Des chips d’insectes
Les fondateurs d’ÿnsect donnent cinq ans au marché de l’insecte pour exploser. Ils s’imaginent à la tête d’usines dans le monde entier et à l’origine d’une production de 150000 tonnes de farine. Autre objectif : l’alimentation humaine. Ÿnsect a développé des produits tests comme les « chips » de molitor (la larve du ténébrion), et Jean-gabriel Levon est déjà amateur de criquets. Les gâteaux à la farine de scarabée et les vinaigrettes à l’huile de coléoptère, bientôt dans nos cuisines ? Pour déjà deux milliards d’êtres humains qui en consomment régulièrement, cela n’a rien d’étonnant.
De plus, « les maladies qui infectent les insectes ne se transmettent généralement qu’entre arthropodes, sans toucher les hommes », explique Frédéric Marion-poll, chercheur associé au CNRS (Centre national de la recherche scientifique français) et professeur à Agroparistech (Institut des sciences et industries du vivant et de l’environnement). « Mais on connaît des insectes – comme les moustiques – qui contaminent les humains.

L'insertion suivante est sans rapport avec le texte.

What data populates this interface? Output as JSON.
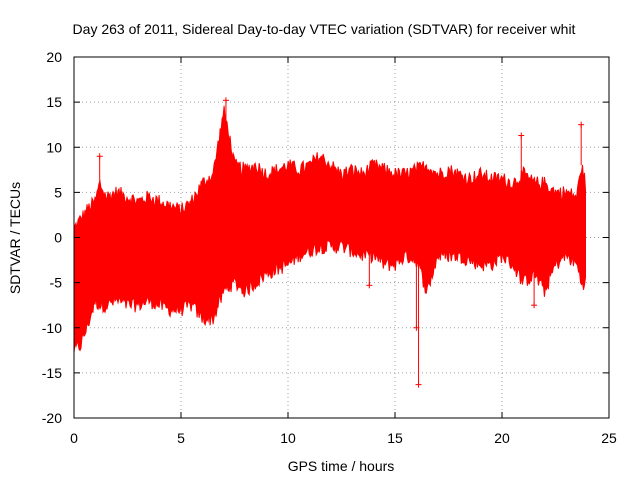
{
  "chart_data": {
    "type": "scatter",
    "title": "Day 263 of 2011, Sidereal Day-to-day VTEC variation (SDTVAR) for receiver whit",
    "xlabel": "GPS time / hours",
    "ylabel": "SDTVAR / TECUs",
    "xlim": [
      0,
      25
    ],
    "ylim": [
      -20,
      20
    ],
    "xticks": [
      0,
      5,
      10,
      15,
      20,
      25
    ],
    "xtick_labels": [
      "0",
      "5",
      "10",
      "15",
      "20",
      "25"
    ],
    "yticks": [
      -20,
      -15,
      -10,
      -5,
      0,
      5,
      10,
      15,
      20
    ],
    "ytick_labels": [
      "-20",
      "-15",
      "-10",
      "-5",
      "0",
      "5",
      "10",
      "15",
      "20"
    ],
    "grid": true,
    "series": [
      {
        "name": "SDTVAR",
        "color": "#ff0000",
        "style": "dense error-bar band",
        "upper_envelope": {
          "x": [
            0,
            0.3,
            0.6,
            1.0,
            1.2,
            1.5,
            2.0,
            2.5,
            3.0,
            3.5,
            4.0,
            4.5,
            5.0,
            5.5,
            6.0,
            6.5,
            7.0,
            7.2,
            7.5,
            8.0,
            8.5,
            9.0,
            9.5,
            10.0,
            10.5,
            11.0,
            11.5,
            12.0,
            12.5,
            13.0,
            13.5,
            14.0,
            14.5,
            15.0,
            15.5,
            16.0,
            16.5,
            17.0,
            17.5,
            18.0,
            18.5,
            19.0,
            19.5,
            20.0,
            20.5,
            21.0,
            21.5,
            22.0,
            22.5,
            23.0,
            23.5,
            23.7,
            23.9
          ],
          "y": [
            1,
            2,
            3,
            4,
            6,
            4.5,
            5,
            4.5,
            4,
            4.5,
            4,
            3.5,
            3,
            4,
            6,
            7,
            14,
            12,
            8,
            7.5,
            8,
            7,
            7.5,
            8,
            7.5,
            8,
            9,
            8,
            7,
            7.5,
            7,
            8,
            7.5,
            7,
            7,
            7.5,
            8,
            7,
            7.5,
            7,
            6.5,
            7,
            6.5,
            6.5,
            6,
            7,
            6,
            6,
            5,
            5,
            4.5,
            8,
            6
          ]
        },
        "lower_envelope": {
          "x": [
            0,
            0.3,
            0.6,
            1.0,
            1.2,
            1.5,
            2.0,
            2.5,
            3.0,
            3.5,
            4.0,
            4.5,
            5.0,
            5.5,
            6.0,
            6.5,
            7.0,
            7.2,
            7.5,
            8.0,
            8.5,
            9.0,
            9.5,
            10.0,
            10.5,
            11.0,
            11.5,
            12.0,
            12.5,
            13.0,
            13.5,
            14.0,
            14.5,
            15.0,
            15.5,
            16.0,
            16.5,
            17.0,
            17.5,
            18.0,
            18.5,
            19.0,
            19.5,
            20.0,
            20.5,
            21.0,
            21.5,
            22.0,
            22.5,
            23.0,
            23.5,
            23.7,
            23.9
          ],
          "y": [
            -12.5,
            -12,
            -10,
            -7,
            -7.5,
            -7.5,
            -7,
            -7.5,
            -7.5,
            -7,
            -7.5,
            -8,
            -8,
            -7.5,
            -9,
            -9,
            -6,
            -5.5,
            -5,
            -6,
            -5,
            -4,
            -3.5,
            -3,
            -2,
            -1.5,
            -1,
            -1,
            -1,
            -1.5,
            -2,
            -2,
            -3,
            -3,
            -2,
            -2.5,
            -6,
            -2,
            -2,
            -2,
            -2.5,
            -3,
            -3,
            -2,
            -3,
            -5,
            -4,
            -6,
            -3,
            -2,
            -3,
            -5,
            -5
          ]
        },
        "spikes": [
          {
            "x": 1.2,
            "y": 9
          },
          {
            "x": 7.1,
            "y": 15.2
          },
          {
            "x": 13.8,
            "y": -5.3
          },
          {
            "x": 16.1,
            "y": -16.3
          },
          {
            "x": 16.0,
            "y": -10
          },
          {
            "x": 20.9,
            "y": 11.3
          },
          {
            "x": 21.5,
            "y": -7.5
          },
          {
            "x": 23.7,
            "y": 12.5
          }
        ]
      }
    ]
  }
}
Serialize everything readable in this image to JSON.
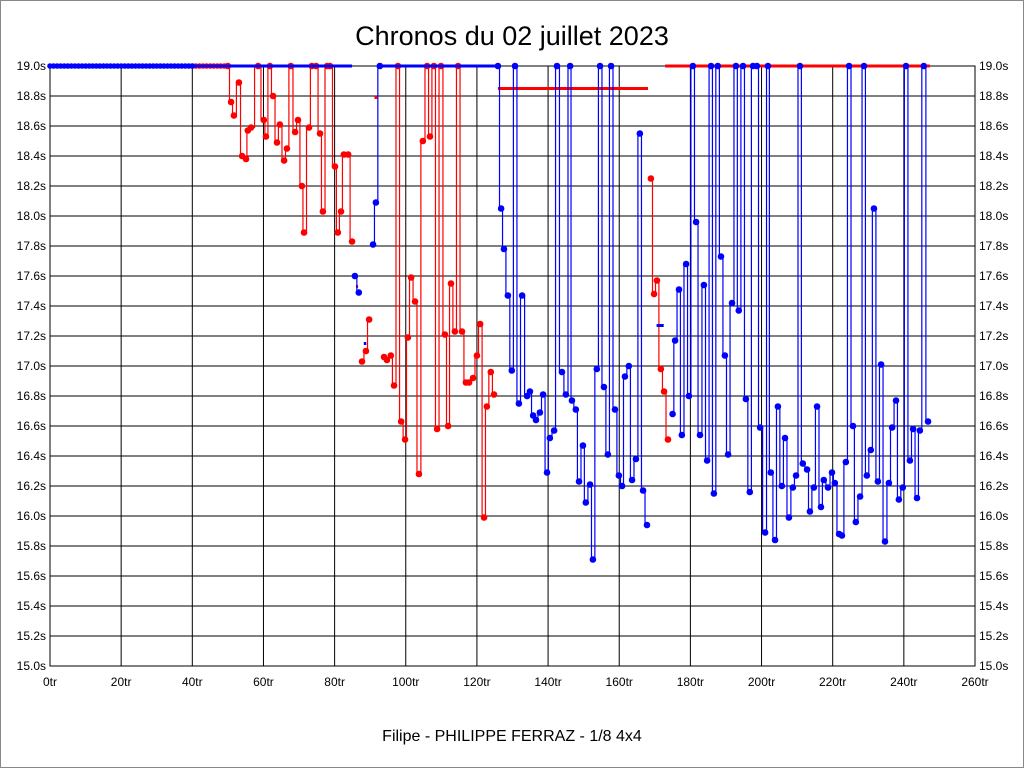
{
  "chart_data": {
    "type": "line",
    "title": "Chronos du 02 juillet 2023",
    "footer": "Filipe - PHILIPPE FERRAZ - 1/8 4x4",
    "xlim": [
      0,
      260
    ],
    "ylim": [
      15.0,
      19.0
    ],
    "x_ticks": [
      "0tr",
      "20tr",
      "40tr",
      "60tr",
      "80tr",
      "100tr",
      "120tr",
      "140tr",
      "160tr",
      "180tr",
      "200tr",
      "220tr",
      "240tr",
      "260tr"
    ],
    "y_ticks": [
      "15.0s",
      "15.2s",
      "15.4s",
      "15.6s",
      "15.8s",
      "16.0s",
      "16.2s",
      "16.4s",
      "16.6s",
      "16.8s",
      "17.0s",
      "17.2s",
      "17.4s",
      "17.6s",
      "17.8s",
      "18.0s",
      "18.2s",
      "18.4s",
      "18.6s",
      "18.8s",
      "19.0s"
    ],
    "grid": true,
    "series": [
      {
        "name": "red",
        "color": "#ff0000",
        "top_markers_range": [
          40,
          50
        ],
        "top_lines": [
          [
            172.9,
            247.3
          ]
        ],
        "dashes": [
          [
            91.2,
            92.0,
            18.79
          ],
          [
            125.9,
            168.1,
            18.85
          ],
          [
            86.0,
            86.6,
            17.53
          ]
        ],
        "segments": [
          [
            [
              50,
              19
            ],
            [
              50.9,
              18.76
            ],
            [
              51.7,
              18.67
            ],
            [
              53.1,
              18.89
            ],
            [
              54.0,
              18.4
            ],
            [
              55.1,
              18.38
            ],
            [
              55.6,
              18.57
            ],
            [
              56.5,
              18.59
            ],
            [
              58.5,
              19
            ],
            [
              60.1,
              18.64
            ],
            [
              60.7,
              18.53
            ],
            [
              61.8,
              19
            ],
            [
              62.7,
              18.8
            ],
            [
              63.8,
              18.49
            ],
            [
              64.6,
              18.61
            ],
            [
              65.8,
              18.37
            ],
            [
              66.6,
              18.45
            ],
            [
              67.7,
              19
            ],
            [
              68.9,
              18.56
            ],
            [
              69.7,
              18.64
            ],
            [
              70.8,
              18.2
            ],
            [
              71.4,
              17.89
            ],
            [
              72.8,
              18.59
            ],
            [
              73.6,
              19
            ],
            [
              74.8,
              19
            ],
            [
              75.9,
              18.55
            ],
            [
              76.7,
              18.03
            ],
            [
              77.9,
              19
            ],
            [
              78.7,
              19
            ],
            [
              80.1,
              18.33
            ],
            [
              80.9,
              17.89
            ],
            [
              81.8,
              18.03
            ],
            [
              82.6,
              18.41
            ],
            [
              83.8,
              18.41
            ],
            [
              84.9,
              17.83
            ]
          ],
          [
            [
              87.7,
              17.03
            ],
            [
              88.8,
              17.1
            ],
            [
              89.7,
              17.31
            ]
          ],
          [
            [
              93.9,
              17.06
            ],
            [
              94.7,
              17.04
            ],
            [
              95.8,
              17.07
            ],
            [
              96.7,
              16.87
            ],
            [
              97.8,
              19
            ],
            [
              98.7,
              16.63
            ],
            [
              99.8,
              16.51
            ],
            [
              100.6,
              17.19
            ],
            [
              101.5,
              17.59
            ],
            [
              102.6,
              17.43
            ],
            [
              103.7,
              16.28
            ],
            [
              104.8,
              18.5
            ],
            [
              106.0,
              19
            ],
            [
              106.8,
              18.53
            ],
            [
              107.9,
              19
            ],
            [
              108.8,
              16.58
            ],
            [
              109.9,
              19
            ],
            [
              111.0,
              17.21
            ],
            [
              111.9,
              16.6
            ],
            [
              112.7,
              17.55
            ],
            [
              113.8,
              17.23
            ],
            [
              114.7,
              19
            ],
            [
              115.8,
              17.23
            ],
            [
              116.9,
              16.89
            ],
            [
              117.8,
              16.89
            ],
            [
              118.9,
              16.92
            ],
            [
              120.0,
              17.07
            ],
            [
              120.9,
              17.28
            ],
            [
              122.0,
              15.99
            ],
            [
              122.8,
              16.73
            ],
            [
              123.9,
              16.96
            ],
            [
              124.8,
              16.81
            ]
          ],
          [
            [
              168.9,
              18.25
            ],
            [
              169.8,
              17.48
            ],
            [
              170.6,
              17.57
            ],
            [
              171.7,
              16.98
            ],
            [
              172.6,
              16.83
            ],
            [
              173.7,
              16.51
            ]
          ]
        ]
      },
      {
        "name": "blue",
        "color": "#0000ff",
        "top_markers_range": [
          0,
          40
        ],
        "top_lines": [
          [
            0,
            84.9
          ],
          [
            92.7,
            125.9
          ]
        ],
        "dashes": [
          [
            88.2,
            88.9,
            17.15
          ],
          [
            170.5,
            172.5,
            17.27
          ]
        ],
        "segments": [
          [
            [
              85.7,
              17.6
            ],
            [
              86.8,
              17.49
            ]
          ],
          [
            [
              90.8,
              17.81
            ],
            [
              91.6,
              18.09
            ],
            [
              92.7,
              19
            ]
          ],
          [
            [
              125.9,
              19
            ],
            [
              126.8,
              18.05
            ],
            [
              127.6,
              17.78
            ],
            [
              128.7,
              17.47
            ],
            [
              129.8,
              16.97
            ],
            [
              130.7,
              19
            ],
            [
              131.8,
              16.75
            ],
            [
              132.7,
              17.47
            ],
            [
              134.1,
              16.8
            ],
            [
              134.9,
              16.83
            ],
            [
              135.8,
              16.67
            ],
            [
              136.6,
              16.64
            ],
            [
              137.7,
              16.69
            ],
            [
              138.6,
              16.81
            ],
            [
              139.7,
              16.29
            ],
            [
              140.5,
              16.52
            ],
            [
              141.7,
              16.57
            ],
            [
              142.5,
              19
            ],
            [
              143.9,
              16.96
            ],
            [
              145.0,
              16.81
            ],
            [
              146.2,
              19
            ],
            [
              146.7,
              16.77
            ],
            [
              147.8,
              16.71
            ],
            [
              148.7,
              16.23
            ],
            [
              149.8,
              16.47
            ],
            [
              150.6,
              16.09
            ],
            [
              151.8,
              16.21
            ],
            [
              152.6,
              15.71
            ],
            [
              153.7,
              16.98
            ],
            [
              154.6,
              19
            ],
            [
              155.7,
              16.86
            ],
            [
              156.8,
              16.41
            ],
            [
              157.7,
              19
            ],
            [
              158.8,
              16.71
            ],
            [
              159.9,
              16.27
            ],
            [
              160.8,
              16.2
            ],
            [
              161.6,
              16.93
            ],
            [
              162.7,
              17.0
            ],
            [
              163.6,
              16.24
            ],
            [
              164.7,
              16.38
            ],
            [
              165.8,
              18.55
            ],
            [
              166.7,
              16.17
            ],
            [
              167.8,
              15.94
            ]
          ],
          [
            [
              175.0,
              16.68
            ],
            [
              175.7,
              17.17
            ],
            [
              176.8,
              17.51
            ],
            [
              177.6,
              16.54
            ],
            [
              178.8,
              17.68
            ],
            [
              179.6,
              16.8
            ],
            [
              180.7,
              19
            ],
            [
              181.6,
              17.96
            ],
            [
              182.7,
              16.54
            ],
            [
              183.8,
              17.54
            ],
            [
              184.7,
              16.37
            ],
            [
              185.8,
              19
            ],
            [
              186.6,
              16.15
            ],
            [
              187.7,
              19
            ],
            [
              188.6,
              17.73
            ],
            [
              189.7,
              17.07
            ],
            [
              190.6,
              16.41
            ],
            [
              191.7,
              17.42
            ],
            [
              192.8,
              19
            ],
            [
              193.6,
              17.37
            ],
            [
              194.8,
              19
            ],
            [
              195.6,
              16.78
            ],
            [
              196.7,
              16.16
            ],
            [
              197.6,
              19
            ],
            [
              198.7,
              19
            ],
            [
              199.6,
              16.59
            ],
            [
              201.0,
              15.89
            ],
            [
              201.8,
              19
            ],
            [
              202.6,
              16.29
            ],
            [
              203.8,
              15.84
            ],
            [
              204.6,
              16.73
            ],
            [
              205.7,
              16.2
            ],
            [
              206.6,
              16.52
            ],
            [
              207.7,
              15.99
            ],
            [
              208.8,
              16.19
            ],
            [
              209.7,
              16.27
            ],
            [
              210.8,
              19
            ],
            [
              211.6,
              16.35
            ],
            [
              212.8,
              16.31
            ],
            [
              213.6,
              16.03
            ],
            [
              214.7,
              16.19
            ],
            [
              215.6,
              16.73
            ],
            [
              216.7,
              16.06
            ],
            [
              217.5,
              16.24
            ],
            [
              218.7,
              16.19
            ],
            [
              219.8,
              16.29
            ],
            [
              220.6,
              16.22
            ],
            [
              221.8,
              15.88
            ],
            [
              222.6,
              15.87
            ],
            [
              223.7,
              16.36
            ],
            [
              224.6,
              19
            ],
            [
              225.7,
              16.6
            ],
            [
              226.5,
              15.96
            ],
            [
              227.7,
              16.13
            ],
            [
              228.8,
              19
            ],
            [
              229.6,
              16.27
            ],
            [
              230.7,
              16.44
            ],
            [
              231.6,
              18.05
            ],
            [
              232.7,
              16.23
            ],
            [
              233.6,
              17.01
            ],
            [
              234.7,
              15.83
            ],
            [
              235.8,
              16.22
            ],
            [
              236.7,
              16.59
            ],
            [
              237.8,
              16.77
            ],
            [
              238.6,
              16.11
            ],
            [
              239.7,
              16.19
            ],
            [
              240.6,
              19
            ],
            [
              241.7,
              16.37
            ],
            [
              242.6,
              16.58
            ],
            [
              243.7,
              16.12
            ],
            [
              244.5,
              16.57
            ],
            [
              245.6,
              19
            ],
            [
              246.8,
              16.63
            ]
          ]
        ]
      }
    ]
  }
}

Nous n’avons pas assez de recul pour affirmer qu’une telle pratique en Europe est inoffensive, la communauté
scientifique ne dispose pas de données suffisantes pour répondre aux questions des législateurs européens sur l’innocuité de la consommation d’insectes.» L’ingénieur souligne aussi les risques allergènes, « surtout pour les personnes allergiques aux crustacés, qui le seront a priori aussi aux insectes, ce qui peut poser problème si on inclut des protéines issues d’insectes dans l’alimentation de manière non déclarée ». Chenilles en Afrique centrale, fourmis au Mexique, ou sauterelles en Asie du Sudest : « C’est comme les champignons, il faut aussi savoir ce qu’on mange pour ne pas ingérer une bête qui produit des toxines naturelles ou des molécules chimiques nocives », conclut-il.
Plus optimiste, Samir Mezdour, chercheur lui aussi à Agroparistech, coordonne le projet Désirable – mis en place par les laboratoires de l’inra (Institut national de la recherche agronomique) du CNRS et du CEA (Commissariat à l’énergie atomique). Ce projet vise à générer davantage de données sur la filière et à accompagner son émergence afin, il l’espère, que « la Commission européenne autorise la commercialisation des insectes à l’horizon 2020 pour les hommes ». Rejetant les risques microbiologiques comme communs à toutes les filières de transformation dans l’agroalimentaire, il affirme que « la vraie barrière est celle de l’acceptabilité : comme les cuisses de grenouille ou les sushis, cela demandera beaucoup de temps pour que les scarabées grillés deviennent désirables ». Et qu’on se prenne à les réclamer lorsqu’ils ne seront pas au menu des restaurants.